No apartamento em frente, janela com janela, um andar abaixo, a linda menina insistia em ficar nua. Começo de noite, fui fechar a cortina e dei com ela, no auge de seus 20 e poucos anos, tudo em cima, curvas perfeitas, pele lisa, olhar perdido, parada, quieta no meio do quarto. Alguma coisa está errada com ela, impossível que não tivesse ouvido o barulho da minha cortina sendo fechada. Ela está completamente absorta em seus pensamentos, pela expressão, em algum problema sério. Parei antes de fechar a cortina por completo, primeiro pelo susto de vê-la daquele jeito, não só nua, depois por curiosidade, e finalmente por prazer, não um prazer sexual, mas pela beleza real como de uma pintura renascentista, semi deusa dando o toque de leveza que conta numa boa pintura. Perfeita, mas de olhar introspectivo, triste, fechado em si. Terminei de fechar a cortina, me preparei para sair, fechar janelas, outras cortinas, pegar as sacolas, calçar os sapatos para ir ao supermercado, e desci. De volta do supermercado passo por ela caminhando, o mesmo olhar introspectivo, triste, fechado, vestida como se quisesse esconder seu próprio corpo. Estranho. 

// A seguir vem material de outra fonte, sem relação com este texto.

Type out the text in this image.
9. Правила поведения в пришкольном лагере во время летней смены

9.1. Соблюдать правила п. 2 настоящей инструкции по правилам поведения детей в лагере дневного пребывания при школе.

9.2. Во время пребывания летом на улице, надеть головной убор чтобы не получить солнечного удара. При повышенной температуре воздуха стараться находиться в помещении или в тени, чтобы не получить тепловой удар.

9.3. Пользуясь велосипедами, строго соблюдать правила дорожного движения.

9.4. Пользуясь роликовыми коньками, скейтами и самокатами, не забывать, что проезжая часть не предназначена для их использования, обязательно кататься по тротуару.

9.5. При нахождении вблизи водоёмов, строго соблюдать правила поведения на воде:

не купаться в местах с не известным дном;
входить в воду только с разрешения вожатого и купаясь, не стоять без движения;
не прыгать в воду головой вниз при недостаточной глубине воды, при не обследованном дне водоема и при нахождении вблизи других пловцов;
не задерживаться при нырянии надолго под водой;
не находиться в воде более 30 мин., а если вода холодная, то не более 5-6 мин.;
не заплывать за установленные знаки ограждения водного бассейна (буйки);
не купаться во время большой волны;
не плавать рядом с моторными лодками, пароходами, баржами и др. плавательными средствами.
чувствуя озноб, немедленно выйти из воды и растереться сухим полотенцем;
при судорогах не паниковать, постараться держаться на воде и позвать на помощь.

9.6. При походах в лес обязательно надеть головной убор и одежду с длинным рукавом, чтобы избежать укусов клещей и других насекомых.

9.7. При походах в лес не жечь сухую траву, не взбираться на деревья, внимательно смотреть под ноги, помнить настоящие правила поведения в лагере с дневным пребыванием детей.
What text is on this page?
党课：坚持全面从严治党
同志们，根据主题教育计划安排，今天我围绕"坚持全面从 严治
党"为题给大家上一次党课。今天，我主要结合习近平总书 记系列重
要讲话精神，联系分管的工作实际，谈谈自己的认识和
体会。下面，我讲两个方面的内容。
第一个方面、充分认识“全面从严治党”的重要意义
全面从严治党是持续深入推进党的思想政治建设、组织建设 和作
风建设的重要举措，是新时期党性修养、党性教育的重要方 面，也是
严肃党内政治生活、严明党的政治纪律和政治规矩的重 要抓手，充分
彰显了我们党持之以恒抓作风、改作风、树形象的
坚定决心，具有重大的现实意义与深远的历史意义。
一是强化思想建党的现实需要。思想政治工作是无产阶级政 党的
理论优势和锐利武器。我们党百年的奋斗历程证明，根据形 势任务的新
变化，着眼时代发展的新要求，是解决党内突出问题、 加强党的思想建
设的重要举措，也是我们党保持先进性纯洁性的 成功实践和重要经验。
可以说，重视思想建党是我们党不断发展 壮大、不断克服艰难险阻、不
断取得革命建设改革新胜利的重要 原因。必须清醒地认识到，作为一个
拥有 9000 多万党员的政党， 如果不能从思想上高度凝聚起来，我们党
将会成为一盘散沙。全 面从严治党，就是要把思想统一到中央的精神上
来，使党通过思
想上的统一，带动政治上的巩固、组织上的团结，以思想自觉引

Da sala vejo o gordo com barriga de fora vendo TV, programa horroroso, sentado próximo de sua mãe, senhora muito idosa, doente, que já não sai de casa. Faz muito calor, mesmo neste tarde da noite, janela escancarada, vejo o ventilador ligado ventando para a velha senhora pernas esticadas sobre um puff, poucas roupas. O gordo é um figura simpática, gosta de puxar conversa quando encontra alguém no térreo. Nunca vi o rosto de sua mãe, sempre com o corpo exposto ao vento da janela aberta e ao ventilador, e sempre com a cabeça escondida pela parede.

Vizinhos novos no apartamento de frente. Muito discretos, meia janela aberta, raramente os vê circular. Se a menina nua ficava um andar abaixo, o gordo dois abaixo e mais para a direita, os novos vizinhos estão cara a cara, mesmo andar, frente a frente. Já peguei um fantasma ali olhando meus movimentos. Curiosidade matou o gato, diz o ditado, todo mundo olha. O máximo que vi foi alguém se maquiando no espelho. Não faço ideia de que cara tem.

Na primeira noite neste apartamento, o das janelas, ainda sem qualquer móvel, vou receber amanhã bem cedo o cara que vai instalar a Internet. Vou dormir no chão da sala, no sleeping bag. Me ajeito, começo a relaxar e começam os sons inconfundíveis de uma maravilhosa trepada. A mulher está sendo muito bem tratada, está se divertindo, geme com muito prazer e alto. Dou risada. Me levanto e vou até a janela. Nada. Deve ser num andar de baixo. A coisa fica cada vez mais quente, no meio de um dos orgasmos ouve-se um urro "Cala a boca, sua puta!", seguida de algumas gargalhadas e da resposta da que goza, rindo: "Cala a boca você. Mulher mal comida é uma merda!". Breve silêncio geral. E a função recomeça, agora com o casal reforçando o espetáculo.

Indecente mesmo é o maravilhoso cheiro de comida deliciosa que sai de alguns apartamentos. Aí dá vontade de arrombar a porta e invadir a cozinha. O aroma da carne de panela que sobe é torturante. Não poder colocar a colher naquela comida é difícil de aceitar. Fazer o que?